One in three Americans reported having a side project on top of their full-time job in 2021, according to Zapier, an automation service that moves information between web apps. Among millennials, 50% reported having a side hustle, while 45% of all working Americans reported having one.
Junior designer Ashleigh Dickinson spoke to Insider about her side hustle and the challenges she faced when juggling a demanding full-time job with her brand, AFTA Youth.
Dickinson said: “We live in such a fast generation and everything is shared, so having a side hustle is your personal thing, it’s something you’ve achieved.”
She continued: “We live in a diluted world — everyone influences you on everything so it is kind of nice to have your own thing that you have created. She added that, ultimately, it is down to a generational attitude of “let’s break the rules,” and be your own boss that keeps her going.
In February, Dickinson felt burned out and was not enjoying what started off as an exciting project. “I learned that I had to be really strict with myself because it started to take a toll on my mental health,” she said. “From the pressure of doing my job, the pressure of having all these orders to do and the growing demand, my anxiety, which I hadn’t had for five years, came back.”

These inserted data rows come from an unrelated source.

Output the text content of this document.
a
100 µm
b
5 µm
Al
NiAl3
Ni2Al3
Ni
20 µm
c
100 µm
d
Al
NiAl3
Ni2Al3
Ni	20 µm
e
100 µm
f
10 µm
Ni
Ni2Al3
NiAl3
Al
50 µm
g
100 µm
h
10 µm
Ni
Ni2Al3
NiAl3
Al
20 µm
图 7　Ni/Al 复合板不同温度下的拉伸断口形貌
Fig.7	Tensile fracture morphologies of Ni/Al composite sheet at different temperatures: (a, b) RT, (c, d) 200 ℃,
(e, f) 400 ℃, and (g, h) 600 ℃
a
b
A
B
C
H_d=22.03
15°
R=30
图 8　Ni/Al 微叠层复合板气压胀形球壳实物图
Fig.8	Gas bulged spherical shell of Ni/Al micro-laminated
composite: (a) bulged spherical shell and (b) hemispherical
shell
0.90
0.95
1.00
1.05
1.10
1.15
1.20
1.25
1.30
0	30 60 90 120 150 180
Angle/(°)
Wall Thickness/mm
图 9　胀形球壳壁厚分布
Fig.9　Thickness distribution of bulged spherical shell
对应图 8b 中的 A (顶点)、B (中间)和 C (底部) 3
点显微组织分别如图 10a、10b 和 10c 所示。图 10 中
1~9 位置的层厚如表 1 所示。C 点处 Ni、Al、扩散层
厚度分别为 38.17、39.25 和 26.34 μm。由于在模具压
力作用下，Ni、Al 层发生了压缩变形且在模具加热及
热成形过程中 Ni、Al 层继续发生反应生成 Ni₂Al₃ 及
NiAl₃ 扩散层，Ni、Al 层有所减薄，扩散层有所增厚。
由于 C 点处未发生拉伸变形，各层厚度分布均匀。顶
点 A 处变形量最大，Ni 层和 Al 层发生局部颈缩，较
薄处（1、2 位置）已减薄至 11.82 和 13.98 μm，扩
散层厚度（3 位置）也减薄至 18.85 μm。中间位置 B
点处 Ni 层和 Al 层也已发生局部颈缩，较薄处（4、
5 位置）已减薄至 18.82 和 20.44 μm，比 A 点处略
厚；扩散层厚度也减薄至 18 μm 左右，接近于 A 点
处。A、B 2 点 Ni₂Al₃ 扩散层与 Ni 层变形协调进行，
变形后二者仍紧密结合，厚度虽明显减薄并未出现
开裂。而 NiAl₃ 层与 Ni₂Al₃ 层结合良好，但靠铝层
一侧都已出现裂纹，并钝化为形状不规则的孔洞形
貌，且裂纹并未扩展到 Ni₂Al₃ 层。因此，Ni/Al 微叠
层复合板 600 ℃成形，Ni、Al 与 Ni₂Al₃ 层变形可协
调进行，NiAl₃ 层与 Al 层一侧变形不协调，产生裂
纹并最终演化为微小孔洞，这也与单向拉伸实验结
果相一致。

She wondered whether it was too much pressure to deal with both a full-time job and her side project.
Side-business and life coach Emily Tyson discovered through her experience of working a full-time job and having had three businesses of her own, finding the right balance is imperative in preventing burnout.

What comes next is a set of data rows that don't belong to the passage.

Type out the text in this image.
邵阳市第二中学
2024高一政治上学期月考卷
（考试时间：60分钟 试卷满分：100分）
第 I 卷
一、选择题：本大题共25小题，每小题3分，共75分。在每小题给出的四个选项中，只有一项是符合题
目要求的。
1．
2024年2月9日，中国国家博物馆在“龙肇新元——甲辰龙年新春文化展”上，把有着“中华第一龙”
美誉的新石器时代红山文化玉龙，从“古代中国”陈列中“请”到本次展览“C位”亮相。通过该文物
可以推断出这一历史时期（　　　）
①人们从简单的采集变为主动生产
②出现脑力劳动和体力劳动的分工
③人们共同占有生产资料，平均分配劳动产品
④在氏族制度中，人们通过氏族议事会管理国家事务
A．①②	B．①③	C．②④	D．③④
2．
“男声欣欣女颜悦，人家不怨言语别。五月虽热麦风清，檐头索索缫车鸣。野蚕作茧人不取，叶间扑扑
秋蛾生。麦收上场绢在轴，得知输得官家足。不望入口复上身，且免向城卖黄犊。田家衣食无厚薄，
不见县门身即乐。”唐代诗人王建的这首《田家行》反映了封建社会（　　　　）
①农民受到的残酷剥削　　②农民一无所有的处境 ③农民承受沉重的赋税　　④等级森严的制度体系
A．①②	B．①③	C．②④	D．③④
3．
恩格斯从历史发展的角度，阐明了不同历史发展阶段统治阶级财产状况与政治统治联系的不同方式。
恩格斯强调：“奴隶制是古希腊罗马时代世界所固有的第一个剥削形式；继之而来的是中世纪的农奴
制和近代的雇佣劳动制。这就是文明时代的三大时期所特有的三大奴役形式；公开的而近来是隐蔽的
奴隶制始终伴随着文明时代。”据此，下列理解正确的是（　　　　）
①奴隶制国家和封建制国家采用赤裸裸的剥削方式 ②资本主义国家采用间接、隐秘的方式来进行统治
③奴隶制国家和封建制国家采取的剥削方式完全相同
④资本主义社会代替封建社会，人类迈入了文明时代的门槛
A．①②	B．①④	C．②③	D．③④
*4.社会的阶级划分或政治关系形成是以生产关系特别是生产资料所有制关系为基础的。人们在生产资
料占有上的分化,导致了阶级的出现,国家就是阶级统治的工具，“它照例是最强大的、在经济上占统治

Initially, starting a side hustle is another way for people to find “fulfilment,” Tyson said, “whether that’s with a creative outlet, a new challenge, to top up their salary or to work towards building a future for themselves.”
Balance is key to attaining what made you start your side hustle and you must find what works for you, Tyson said. She recommends that side hustlers “experiment and allow yourself to take a step back,” especially if you feel burned out.
Regardless of the project you want to start, Tyson explained that you must be willing to “unlearn everything you know.” The instant results and pivots you may be able to achieve in your main job will not be similar to your side business’ success.
Other side hustlers that Insider spoke to highlighted the importance of setting boundaries to avoid dealing with recurrent burnout and remain motivated.
Insider spoke to Burning Tree’s CEO Peter Piraino. Burning Tree’s mission is to treat those affected by mental health disorders, as well as chronic relapse.
He said: “The US right now really suffers from a culture of ‘more and now’, particularly ‘now’ and people feel like they have to produce tangible things to show their value.”
Social media drives people to seek approval from others in a way that people will gauge their self-worth, depending on their “social recognition,” said Piraino, who is also a master social worker and chemical dependency counselor.
Having a side hustle will require sacrifice, as well as time outside of your full-time job, social life, and personal time. Spreading yourself thin may cause disruptions in your relationships and impact your mental health in more than one way, Piraino added.